Take the following code fragment example:
__global__ void my_kernel(float *d_min, uint32_t *d_argmin, float *d_input, uint32_t N)
{
uint32_t ii = blockDim.x * blockIdx.x + threadIdx.x;
if (ii>=N)
return;
float cost_ii = someCostFunction( d_input[ii] );
float old_val = atomicMin( d_min, cost_ii );
if (old_val != cost_ii)
{
*d_argmin = ii;
}
}
Lets assume d_min
is initialized by the caller to say, 9999.9
. And thread 0 computes a smaller cost of 100.0
, and safely atomically adjusts the min.

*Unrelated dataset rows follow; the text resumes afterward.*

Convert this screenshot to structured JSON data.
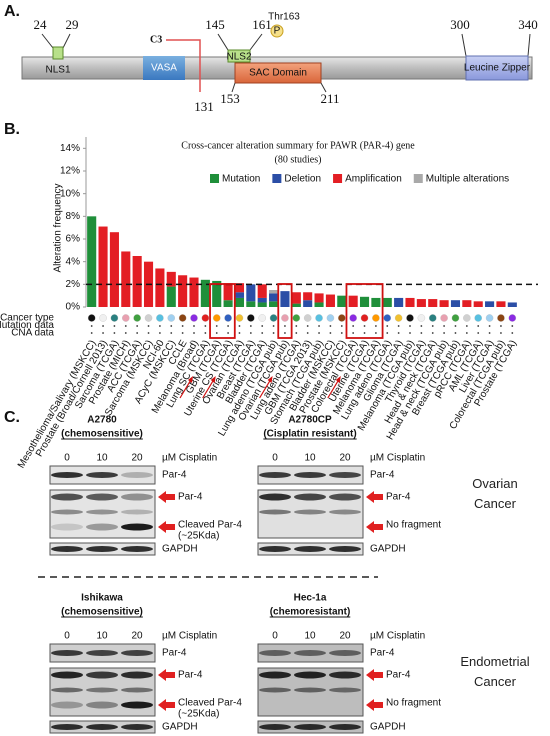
{
  "panel_a": {
    "label": "A.",
    "residues": {
      "nls1_start": 24,
      "nls1_end": 29,
      "nls2_start": 145,
      "nls2_end": 161,
      "lz_start": 300,
      "lz_end": 340,
      "c3_site": 131,
      "sac_start": 153,
      "sac_end": 211
    },
    "domains": {
      "nls1": "NLS1",
      "vasa": "VASA",
      "c3": "C3",
      "nls2": "NLS2",
      "phospho_site": "Thr163",
      "phospho": "P",
      "sac": "SAC Domain",
      "lz": "Leucine Zipper"
    }
  },
  "panel_b_label": "B.",
  "chart_data": {
    "type": "bar",
    "stacked": true,
    "title": "Cross-cancer alteration summary for PAWR (PAR-4) gene",
    "subtitle": "(80 studies)",
    "y_label": "Alteration frequency",
    "row_labels": [
      "Cancer type",
      "Mutation data",
      "CNA data"
    ],
    "categories": [
      "Mesothelioma/Salivary (MSKCC)",
      "Prostate (Broad/Cornell 2013)",
      "Sarcoma (TCGA)",
      "Prostate (MICH)",
      "ACC (TCGA)",
      "Sarcoma (MSKCC)",
      "NCI-60",
      "ACyC (MSKCC)",
      "CCLE",
      "Melanoma (Broad)",
      "Lung SC (TCGA)",
      "GBM (TCGA)",
      "Uterine CS (TCGA)",
      "Ovarian (TCGA)",
      "Breast (TCGA)",
      "Bladder (TCGA)",
      "Lung adeno (TCGA pub)",
      "Ovarian (TCGA pub)",
      "Lung adeno (TCGA)",
      "GBM (TCGA 2013)",
      "Stomach (TCGA pub)",
      "Bladder (MSKCC)",
      "Prostate (MSKCC)",
      "Colorectal (TCGA)",
      "Uterine (TCGA)",
      "Melanoma (TCGA)",
      "Lung adeno (TCGA)",
      "Glioma (TCGA)",
      "Melanoma (TCGA pub)",
      "Thyroid (TCGA)",
      "Head & neck (TCGA)",
      "Head & neck (TCGA pub)",
      "Breast (TCGA pub)",
      "pRCC (TCGA)",
      "AML (TCGA)",
      "Liver (TCGA)",
      "Colorectal (TCGA pub)",
      "Prostate (TCGA)"
    ],
    "series": [
      {
        "name": "Mutation",
        "color": "#1f8f3a",
        "values": [
          8.0,
          0,
          0,
          0,
          0,
          0,
          0,
          1.8,
          0,
          0,
          2.4,
          2.3,
          0.6,
          0.8,
          0.5,
          0.4,
          0.5,
          0,
          0.3,
          0,
          0.4,
          0,
          1.0,
          0,
          0.9,
          0.8,
          0.8,
          0,
          0,
          0,
          0,
          0,
          0,
          0,
          0,
          0,
          0,
          0
        ]
      },
      {
        "name": "Deletion",
        "color": "#2b4ea6",
        "values": [
          0,
          0,
          0,
          0,
          0,
          0,
          0,
          0,
          0,
          0,
          0,
          0,
          0,
          0.5,
          1.5,
          0.4,
          0.7,
          1.4,
          0,
          0.6,
          0,
          0,
          0,
          0,
          0,
          0,
          0,
          0.8,
          0,
          0,
          0,
          0,
          0.6,
          0,
          0,
          0.5,
          0,
          0.4
        ]
      },
      {
        "name": "Amplification",
        "color": "#e31e24",
        "values": [
          0,
          7.1,
          6.6,
          4.9,
          4.5,
          4.0,
          3.4,
          1.3,
          2.8,
          2.6,
          0,
          0,
          1.5,
          0.8,
          0,
          1.2,
          0,
          0,
          1.0,
          0.7,
          0.8,
          1.1,
          0,
          1.0,
          0,
          0,
          0,
          0,
          0.8,
          0.7,
          0.7,
          0.6,
          0,
          0.6,
          0.5,
          0,
          0.5,
          0
        ]
      },
      {
        "name": "Multiple alterations",
        "color": "#a9a9a9",
        "values": [
          0,
          0,
          0,
          0,
          0,
          0,
          0,
          0,
          0,
          0,
          0,
          0,
          0,
          0,
          0,
          0,
          0.3,
          0,
          0,
          0,
          0,
          0,
          0,
          0,
          0,
          0,
          0,
          0,
          0,
          0,
          0,
          0,
          0,
          0,
          0,
          0,
          0,
          0
        ]
      }
    ],
    "ylim": [
      0,
      15
    ],
    "yticks": [
      {
        "value": 0,
        "label": "0%"
      },
      {
        "value": 2,
        "label": "2%"
      },
      {
        "value": 4,
        "label": "4%"
      },
      {
        "value": 6,
        "label": "6%"
      },
      {
        "value": 8,
        "label": "8%"
      },
      {
        "value": 10,
        "label": "10%"
      },
      {
        "value": 12,
        "label": "12%"
      },
      {
        "value": 14,
        "label": "14%"
      }
    ],
    "reference_line": 2,
    "grid": false
  },
  "panel_c": {
    "label": "C.",
    "groups": [
      "Ovarian Cancer",
      "Endometrial Cancer"
    ],
    "blots": [
      {
        "cell_line": "A2780",
        "note": "(chemosensitive)",
        "doses": [
          0,
          10,
          20
        ],
        "unit": "µM Cisplatin",
        "short": "Par-4",
        "long": "Par-4",
        "fragment": "Cleaved Par-4",
        "fragment_note": "(~25Kda)",
        "loading": "GAPDH"
      },
      {
        "cell_line": "A2780CP",
        "note": "(Cisplatin resistant)",
        "doses": [
          0,
          10,
          20
        ],
        "unit": "µM Cisplatin",
        "short": "Par-4",
        "long": "Par-4",
        "fragment": "No fragment",
        "loading": "GAPDH"
      },
      {
        "cell_line": "Ishikawa",
        "note": "(chemosensitive)",
        "doses": [
          0,
          10,
          20
        ],
        "unit": "µM Cisplatin",
        "short": "Par-4",
        "long": "Par-4",
        "fragment": "Cleaved Par-4",
        "fragment_note": "(~25Kda)",
        "loading": "GAPDH"
      },
      {
        "cell_line": "Hec-1a",
        "note": "(chemoresistant)",
        "doses": [
          0,
          10,
          20
        ],
        "unit": "µM Cisplatin",
        "short": "Par-4",
        "long": "Par-4",
        "fragment": "No fragment",
        "loading": "GAPDH"
      }
    ]
  }
}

Meanwhile, in another threadblock, another cost_ii
is computed that comes out to be cost_ii = 10.0
. It blocks on the atomicMin
instruction, but then sets it.
So the sequence of assignments to d_min
looks like:
d_min = 9999.9 // from external initialization
d_min = 100.0 // from thread 0 in block 0
d_min = 10.0 // from thread 0 in block 1
But the subsequent if
statement is executed in a different order:
d_argmin = 1024 // from thread 0 in block 1
d_argmin = 0 // from thread 0 in block 0
How do I avoid a race condition between the time the atomicMin()
is executed, and the time d_argmin
is set.